There the road heads east over the Col de la Savine (984 m) in the Crête de la Joux Devant(1,094 m). The road drops into the next valley and the towns of Morbier and Morez. The road rises over the Crête des Sauges into Les Rousses alongside the Swiss border with a road heading over the Col de la Givrine (1228 m). Upon leaving La Cure the road becomes the D 1005.

The D 1005 heads along the Chaîne du Jura to the southwest in the Valmijoux before crossing the mountains towards Switzerland at the Col de la Faucille (1320 m). The road heading southeast passes through Gex and enters Switzerland at Ferney-Voltaire and Geneva Airport.

===Geneva (Switzerland) to Saint-Gingolph (Switzerland) via Thonon (386 km to 436 km) (as D 1005)===
The D 1005 commences again north-east of the city of Geneva on the southern shores of Lake Geneva. The road passes through the town of Douvaine, before reaching the shores of the lake at the village of Sciez. The road then enters the town of Thonon-les-Bains.

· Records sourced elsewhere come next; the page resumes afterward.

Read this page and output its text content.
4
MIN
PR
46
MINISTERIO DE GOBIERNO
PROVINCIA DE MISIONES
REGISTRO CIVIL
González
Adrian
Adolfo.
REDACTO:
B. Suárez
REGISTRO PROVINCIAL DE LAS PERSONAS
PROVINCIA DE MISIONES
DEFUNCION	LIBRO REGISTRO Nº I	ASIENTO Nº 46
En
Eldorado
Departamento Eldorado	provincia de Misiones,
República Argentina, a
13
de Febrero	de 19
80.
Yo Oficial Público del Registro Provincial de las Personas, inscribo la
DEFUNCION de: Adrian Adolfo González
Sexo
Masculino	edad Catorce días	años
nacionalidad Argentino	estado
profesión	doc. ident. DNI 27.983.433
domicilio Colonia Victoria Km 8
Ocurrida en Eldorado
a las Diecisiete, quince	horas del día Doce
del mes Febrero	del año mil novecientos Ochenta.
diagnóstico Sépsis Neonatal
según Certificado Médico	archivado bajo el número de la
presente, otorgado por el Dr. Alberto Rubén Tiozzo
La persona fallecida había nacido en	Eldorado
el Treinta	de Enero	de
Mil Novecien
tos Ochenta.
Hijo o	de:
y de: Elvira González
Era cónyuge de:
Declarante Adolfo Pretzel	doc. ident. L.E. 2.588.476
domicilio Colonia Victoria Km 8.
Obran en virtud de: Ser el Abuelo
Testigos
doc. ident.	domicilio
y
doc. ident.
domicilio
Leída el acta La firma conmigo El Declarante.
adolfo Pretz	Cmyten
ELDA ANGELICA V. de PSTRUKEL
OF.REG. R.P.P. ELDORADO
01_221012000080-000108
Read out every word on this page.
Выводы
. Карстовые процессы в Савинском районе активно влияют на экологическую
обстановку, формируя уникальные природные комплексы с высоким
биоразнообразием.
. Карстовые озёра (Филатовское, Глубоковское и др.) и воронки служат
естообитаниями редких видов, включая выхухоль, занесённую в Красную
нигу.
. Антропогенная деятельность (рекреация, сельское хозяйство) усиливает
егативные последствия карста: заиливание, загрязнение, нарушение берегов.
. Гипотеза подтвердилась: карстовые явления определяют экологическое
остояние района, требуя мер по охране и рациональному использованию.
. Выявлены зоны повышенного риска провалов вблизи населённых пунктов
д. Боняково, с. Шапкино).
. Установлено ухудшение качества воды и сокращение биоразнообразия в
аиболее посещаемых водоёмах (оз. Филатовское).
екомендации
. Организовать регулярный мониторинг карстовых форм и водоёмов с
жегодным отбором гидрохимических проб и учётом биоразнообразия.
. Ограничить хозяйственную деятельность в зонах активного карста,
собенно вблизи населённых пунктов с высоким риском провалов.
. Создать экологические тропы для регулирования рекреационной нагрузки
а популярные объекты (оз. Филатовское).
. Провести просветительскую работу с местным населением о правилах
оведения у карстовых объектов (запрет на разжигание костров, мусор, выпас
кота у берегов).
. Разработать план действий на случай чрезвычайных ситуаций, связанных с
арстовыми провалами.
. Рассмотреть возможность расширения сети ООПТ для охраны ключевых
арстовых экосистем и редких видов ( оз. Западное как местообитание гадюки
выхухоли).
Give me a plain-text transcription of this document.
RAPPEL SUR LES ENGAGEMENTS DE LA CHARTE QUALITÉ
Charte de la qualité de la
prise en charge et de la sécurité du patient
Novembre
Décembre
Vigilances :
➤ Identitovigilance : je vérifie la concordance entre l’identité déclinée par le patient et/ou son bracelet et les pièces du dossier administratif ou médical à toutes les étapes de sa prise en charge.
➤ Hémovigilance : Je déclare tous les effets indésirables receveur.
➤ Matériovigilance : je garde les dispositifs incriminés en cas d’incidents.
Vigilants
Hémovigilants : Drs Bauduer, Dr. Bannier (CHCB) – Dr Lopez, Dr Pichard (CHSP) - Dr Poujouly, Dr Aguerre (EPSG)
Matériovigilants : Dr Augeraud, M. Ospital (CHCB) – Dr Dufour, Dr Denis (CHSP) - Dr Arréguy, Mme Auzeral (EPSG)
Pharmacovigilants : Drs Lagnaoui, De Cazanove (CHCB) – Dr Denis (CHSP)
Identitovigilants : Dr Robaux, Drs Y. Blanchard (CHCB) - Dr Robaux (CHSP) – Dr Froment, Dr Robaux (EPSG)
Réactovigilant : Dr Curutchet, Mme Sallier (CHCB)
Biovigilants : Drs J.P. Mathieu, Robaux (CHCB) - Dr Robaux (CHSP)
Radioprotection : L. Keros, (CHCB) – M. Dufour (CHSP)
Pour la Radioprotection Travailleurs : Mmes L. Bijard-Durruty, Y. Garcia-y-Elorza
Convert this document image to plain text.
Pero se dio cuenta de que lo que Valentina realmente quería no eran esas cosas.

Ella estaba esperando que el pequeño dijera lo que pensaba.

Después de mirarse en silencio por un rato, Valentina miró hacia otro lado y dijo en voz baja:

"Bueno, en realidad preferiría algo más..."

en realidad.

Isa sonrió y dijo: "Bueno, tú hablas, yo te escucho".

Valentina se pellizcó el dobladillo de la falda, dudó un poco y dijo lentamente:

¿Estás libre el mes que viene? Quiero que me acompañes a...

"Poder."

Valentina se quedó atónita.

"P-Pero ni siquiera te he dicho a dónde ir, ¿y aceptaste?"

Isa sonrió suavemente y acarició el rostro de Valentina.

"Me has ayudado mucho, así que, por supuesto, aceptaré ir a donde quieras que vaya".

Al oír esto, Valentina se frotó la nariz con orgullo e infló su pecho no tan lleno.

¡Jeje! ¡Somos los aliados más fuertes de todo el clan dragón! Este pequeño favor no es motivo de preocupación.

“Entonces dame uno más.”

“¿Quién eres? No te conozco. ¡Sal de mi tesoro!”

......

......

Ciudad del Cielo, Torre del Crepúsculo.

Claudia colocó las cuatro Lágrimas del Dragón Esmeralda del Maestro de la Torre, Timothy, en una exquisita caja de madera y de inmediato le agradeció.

After Thonon the road crosses the River Dranse, and enters Amphion les Bains and then the town of Évian-les-Bains. The road now hugs the shores of the lake as the mountains climb steeply to the south with Mont Bénant. The road then passes the village of Meillerie and the town of Saint-Gingolph where the road reaches the frontier with Switzerland becoming the route 21 towards Martigny.